Wednesday, September 4, 2013

Violent Masculinity in Harold Lloyd’s Grandma’s Boy

As I’m sure every foreigner rightly suspects, the United States is a violent country.  And although it is surely not the only country of which this can be said, there seems to be something uniquely perverse in the American insistence on defining masculinity in terms of one’s willingness and ability to perpetrate violence.  I was especially struck by this during my recent viewing of two Harold Lloyd films, Grandma’s Boy (1922) and The Kid Brother (1927). 
In both of these films, Lloyd plays a nebbish and cerebral “weakling” (as an intertitle in Grandma’s Boy describes him) who must prove himself by, in essence, beating the shit out of some people.  In The Kid Brother, he has to beat the shit out of some thieves.  In Grandma’s Boy, he has to subdue a dangerous “tramp” (nowadays, we would say, “He has to beat up a homeless person”) and then beat up the thug who is his rival for the hand of a remarkably airheaded young woman.
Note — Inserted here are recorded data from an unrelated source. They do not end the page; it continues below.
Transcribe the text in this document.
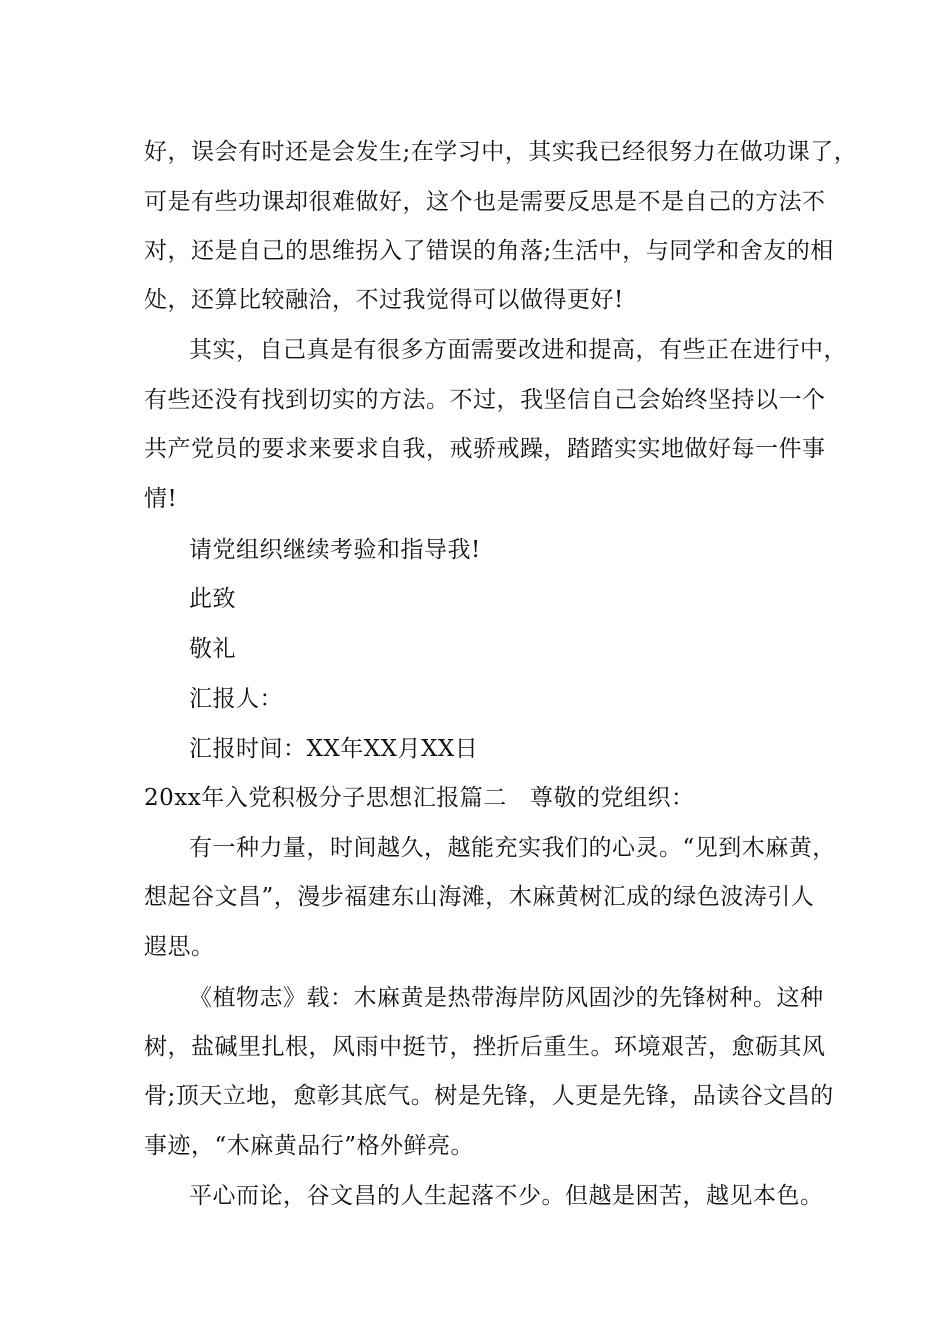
好，误会有时还是会发生;在学习中，其实我已经很努力在做功课了，
可是有些功课却很难做好，这个也是需要反思是不是自己的方法不
对，还是自己的思维拐入了错误的角落;生活中，与同学和舍友的相
处，还算比较融洽，不过我觉得可以做得更好!
其实，自己真是有很多方面需要改进和提高，有些正在进行中，
有些还没有找到切实的方法。不过，我坚信自己会始终坚持以一个
共产党员的要求来要求自我，戒骄戒躁，踏踏实实地做好每一件事
情!
请党组织继续考验和指导我!
此致
敬礼
汇报人：
汇报时间：XX年XX月XX日
20xx年入党积极分子思想汇报篇二 尊敬的党组织：
有一种力量，时间越久，越能充实我们的心灵。“见到木麻黄，
想起谷文昌”，漫步福建东山海滩，木麻黄树汇成的绿色波涛引人
遐思。
《植物志》载：木麻黄是热带海岸防风固沙的先锋树种。这种
树，盐碱里扎根，风雨中挺节，挫折后重生。环境艰苦，愈砺其风
骨;顶天立地，愈彰其底气。树是先锋，人更是先锋，品读谷文昌的
事迹，“木麻黄品行”格外鲜亮。
平心而论，谷文昌的人生起落不少。但越是困苦，越见本色。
In Grandma’s Boy, more than in any other silent-era comedy that I’ve seen, I became keenly aware of the violence on display.  The fight between Harold and his rival isn’t just a comedic bout of fisticuffs, as one will find in almost any silent comedy; these men are assaulting each other and could get badly hurt (there’s a similar sense of real danger in the boxing scenes of Charlie Chaplin’s City Lights).  This brings me back to the love interest in Grandma’s Boy, a woman name of Mildred.  Now, Mildred’s affections are divided between the mild-mannered Harold and his thuggish rival (the rival doesn’t have a name) and I can’t imagine why.  The rival is clearly a psychopathic asshole who beats people up.  What’s the appeal? Is there something more “manly” about him because of his willingness to hurt people? How sad that Harold has to render himself as dangerous as his rival in order to win Mildred over.  Why does he even want her?

The violence of American constructions of masculinity is still with us today, although it’s perhaps slightly less overt than an order to go out there and beat someone up.  Perhaps it’s not so much the act of beating someone up, as the willingness to do so that is still expected of a manly man.  Surely this is why assholes still get into bar fights because someone was “hitting on” their girl or saying something sexual about her or whatever the hell idiots get into fights for.  They’re “defending” “their” women (forgive all the scare quotes).  Hell, they don’t even have to be drunk.  The just have to have the “masculine script” in their minds; and that’s’ what it is; when these guys get into fights, they’re not acting sincerely, but rather they’re acting out scenarios of masculinity from movies and elsewhere.  They’re abdicating their reason in order to fulfill an expectation.  I’m sure America isn’t the only place where this happens, but it’s repugnant wherever it takes place.